An investigative report by Al Jazeera Arabic TV revealed Monday that mysterious cargo planes were flying clandestinely into bases controlled by the 75-year-old Libyan rebel military chief, Khalifa Haftar, and dropping off “payloads” just before Haftar launched an offensive into the capital city of Tripoli.
Cargo Planes Arrive to Support Haftar
The TV report showed satellite images and flight data of two Russian-made Ilyushin 76 aircraft registered to a joint Emirati-Kazakh company called Reem Travel making a number of trips between Egypt, Israel and Jordan before landing at Hatfar’s military bases, in early April. The planes arrived just before the Libyan National Army (LNA) of Haftar attempted to take control of Tripoli.
Libya is currently subject to an arms embargo, imposed by the United Nations, since an armed civil war ripped through the country in 2011, following the overthrow and killing of Libya’s long-time dictator president, Colonel Muammar Gaddafi.

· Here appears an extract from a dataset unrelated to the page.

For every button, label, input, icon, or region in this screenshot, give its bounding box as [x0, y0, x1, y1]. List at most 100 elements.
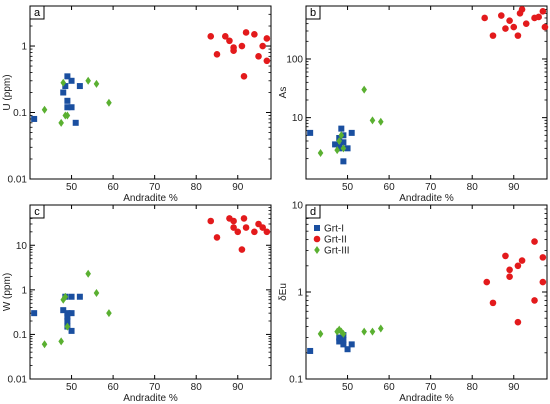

According to Al Jazeera, a video published by Haftar’s forces shows one of the planes landing at the LNA’s Tamanhant military base in southern Libya. The plane took off from Haftar’s stronghold city of Benghazi, east of Libya.

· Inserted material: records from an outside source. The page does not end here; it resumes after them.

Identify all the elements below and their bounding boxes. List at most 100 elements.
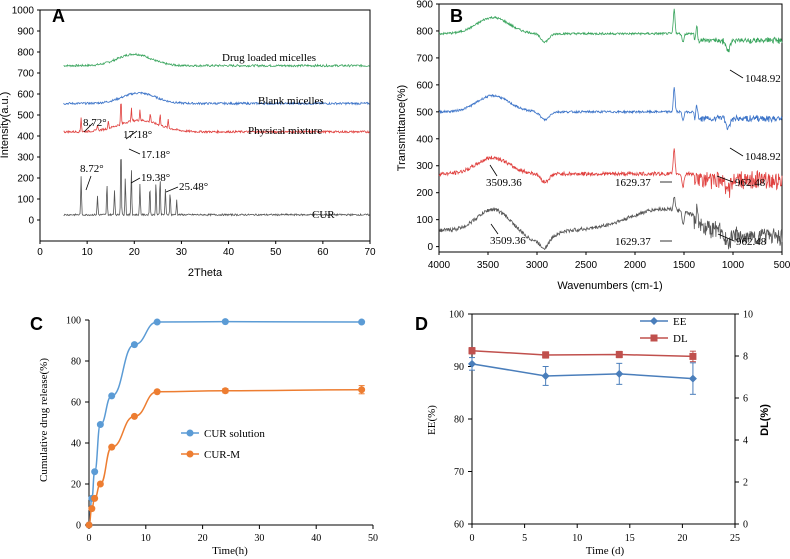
- a-xtick-label: 70: [364, 247, 376, 258]
- c-data-point-cur-solution: [108, 392, 116, 400]
- d-xtick-label: 0: [470, 533, 475, 544]
- a-peak-annotation: 19.38°: [141, 172, 170, 184]
- c-ytick-label: 80: [71, 357, 81, 368]
- d-ytick-label: 70: [454, 467, 464, 478]
- panel-c-xlabel: Time(h): [212, 545, 248, 557]
- a-peak-annotation: 8.72°: [83, 117, 107, 129]
- c-data-point-cur-solution: [96, 421, 104, 429]
- d-data-point-dl: [689, 352, 697, 360]
- b-xtick-label: 500: [774, 260, 790, 271]
- c-data-point-cur-m: [130, 412, 138, 420]
- legend-d-dl-marker: [650, 334, 658, 342]
- b-peak-annotation: 1629.37: [615, 236, 651, 248]
- b-xtick-label: 1500: [673, 260, 696, 271]
- b-ytick-label: 600: [416, 80, 433, 91]
- panel-d-xlabel: Time (d): [586, 545, 625, 557]
- a-peak-annotation: 25.48°: [179, 181, 208, 193]
- b-ytick-label: 0: [427, 242, 433, 253]
- a-peak-annotation: 8.72°: [80, 163, 104, 175]
- d-ytick2-label: 4: [743, 436, 748, 447]
- legend-d-ee: EE: [673, 316, 687, 328]
- a-annotation-arrow: [165, 186, 179, 193]
- b-peak-annotation: 1048.92: [745, 151, 781, 163]
- d-data-point-ee: [615, 369, 624, 378]
- b-xtick-label: 3500: [477, 260, 500, 271]
- b-peak-annotation: 962.48: [736, 236, 767, 248]
- d-xtick-label: 10: [572, 533, 582, 544]
- c-data-point-cur-solution: [153, 318, 161, 326]
- c-data-point-cur-solution: [221, 318, 229, 326]
- d-data-point-dl: [542, 351, 550, 359]
- b-xtick-label: 3000: [526, 260, 549, 271]
- a-peak-annotation: 17.18°: [141, 149, 170, 161]
- legend-a-blank: Blank micelles: [258, 95, 324, 107]
- a-series-line-blank-micelles: [63, 91, 370, 106]
- c-data-point-cur-m: [85, 521, 93, 529]
- d-ytick-label: 100: [449, 310, 464, 321]
- d-data-point-dl: [615, 351, 623, 359]
- b-ytick-label: 300: [416, 161, 433, 172]
- b-annotation-arrow: [489, 164, 498, 177]
- d-xtick-label: 25: [730, 533, 740, 544]
- d-xtick-label: 5: [522, 533, 527, 544]
- legend-a-drug-loaded: Drug loaded micelles: [222, 52, 316, 64]
- a-xtick-label: 50: [270, 247, 282, 258]
- c-xtick-label: 10: [141, 533, 151, 544]
- b-annotation-arrow: [717, 233, 735, 242]
- panel-b-ylabel: Transmittance(%): [396, 85, 408, 171]
- panel-c-ylabel: Cumulative drug release(%): [38, 358, 50, 482]
- a-ytick-label: 600: [17, 90, 34, 101]
- legend-d-dl: DL: [673, 333, 688, 345]
- c-data-point-cur-solution: [91, 468, 99, 476]
- b-peak-annotation: 1629.37: [615, 177, 651, 189]
- a-ytick-label: 500: [17, 111, 34, 122]
- legend-c-curm: CUR-M: [204, 449, 240, 461]
- b-xtick-label: 2500: [575, 260, 598, 271]
- d-ytick2-label: 10: [743, 310, 753, 321]
- legend-c-solution-marker: [186, 429, 194, 437]
- d-data-point-ee: [541, 371, 550, 380]
- c-ytick-label: 100: [66, 316, 81, 327]
- a-annotation-arrow: [85, 175, 92, 191]
- b-annotation-arrow: [729, 69, 744, 79]
- b-ytick-label: 100: [416, 215, 433, 226]
- panel-b-frame: [438, 3, 783, 253]
- a-annotation-arrow: [128, 148, 141, 155]
- b-ytick-label: 400: [416, 134, 433, 145]
- a-annotation-arrow: [83, 122, 94, 133]
- d-series-line-dl: [471, 350, 693, 358]
- a-series-line-drug-loaded-micelles: [63, 52, 370, 68]
- panel-c-label: C: [30, 314, 43, 334]
- panel-d-legend: EE DL: [640, 316, 688, 345]
- panel-d-ylabel2: DL(%): [759, 404, 771, 436]
- legend-a-physical: Physical mixture: [248, 125, 322, 137]
- b-peak-annotation: 962.48: [735, 177, 766, 189]
- a-xtick-label: 30: [176, 247, 188, 258]
- c-xtick-label: 20: [198, 533, 208, 544]
- a-annotation-arrow: [125, 130, 138, 140]
- b-series-line-physical-mixture: [438, 148, 783, 198]
- b-xtick-label: 1000: [722, 260, 745, 271]
- a-ytick-label: 1000: [12, 6, 35, 17]
- panel-b-xlabel: Wavenumbers (cm-1): [557, 280, 662, 292]
- b-xtick-label: 4000: [428, 260, 451, 271]
- b-annotation-arrow: [490, 223, 499, 235]
- b-annotation-arrow: [729, 147, 744, 157]
- a-ytick-label: 300: [17, 153, 34, 164]
- c-data-point-cur-solution: [358, 318, 366, 326]
- c-data-point-cur-m: [96, 480, 104, 488]
- panel-b-ftir-chart: 4000 3500 3000 2500 2000 1500 1000 500 0 100 200 30…: [396, 0, 790, 292]
- c-ytick-label: 0: [76, 521, 81, 532]
- b-series-line-drug-loaded-micelles: [438, 8, 783, 53]
- panel-c-legend: CUR solution CUR-M: [181, 428, 265, 461]
- b-xtick-label: 2000: [624, 260, 647, 271]
- panel-a-ylabel: Intensity(a.u.): [0, 92, 11, 159]
- c-xtick-label: 0: [87, 533, 92, 544]
- legend-c-curm-marker: [186, 450, 194, 458]
- d-ytick2-label: 2: [743, 478, 748, 489]
- a-ytick-label: 200: [17, 174, 34, 185]
- a-ytick-label: 0: [28, 216, 34, 227]
- panel-a-xlabel: 2Theta: [188, 267, 223, 279]
- legend-a-cur: CUR: [312, 209, 335, 221]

“With the tracking of the number, we detected a suspicious course of the aircraft that circulates almost regularly between Jordan, Israel and Egypt prior to its appearance in Libya, as shown by the air navigation and surveillance technology ADS-B,” the investigation said.
Libya Could be the Next Yemen
The report quoted Bill Law, an analyst with the online magazine, Gulf Matters, as saying that such an investigative report shows that the current conflict in Libya is aggravating rapidly.
“What we’re seeing are lots of players coming into Libya. It’s a recipe that’s almost heading to a Yemen scenario. We’re beginning to see a proxy war emerging. We’re looking at a pretty bleak situation. In this situation of a vacuum, you see players emerge and we’re seeing this now,” Law told Al Jazeera.
Aljazeera’s reporting comes against the backdrop of resumed heavy battles early this week near the center of Tripoli. An aid to LNA’s chief of staff, Saraj al-Majbri, told Al Jazeera that his troops have won gains in the area of Salah al-Deen, a few kilometers away from Tripoli’s downtown.
Over the past several years, Libya has withstood a fierce rivalry between Khalifa Haftar, who is in control of the east and much of the south, and the internationally-backed Prime Minister, Fayez al-Sarraj, who is in charge of a weak government in Tripoli.
Haftar has insisted that his army’s offensives will continue unabated, as long as the government of National Accord (GNA), remains in power in Tripoli. So far, both Haftar and his rival, have failed to reach a compromise, despite six rounds of talks between the two sides.
The Destabilizing of Tripoli
Earlier this week, the U.N.-backed government in Tripoli, said that Haftar’s military offensive near Tripoli had destabilized daily lives, with schooling and other services suspended.
On Wednesday, a United Nations envoy to Libya accused unnamed international players of getting involved either directly or indirectly in exporting weaponry to Libya, thus violating recent U.N. Security Council resolutions pertaining to the troubled country.
According to U.N. statistics, the current battle over Tripoli has claimed the lives of at least 562 Libyans, including 40 civilians. Since the beginning of Haftar’s offensive in Tripoli in early April, tens of thousands of people have been forcibly displaced, UN estimates suggest.
Back in 2011, Libyan masses took to the streets demanding economic reforms by the former regime of Muammar Gaddafi. Since then and right after the ousting and lynching of Gaddafi in public, the North African Arab country has been trapped in a civil war. International intervention has yet to bring calm to the 1,770 km-long coastal Mediterranean nation.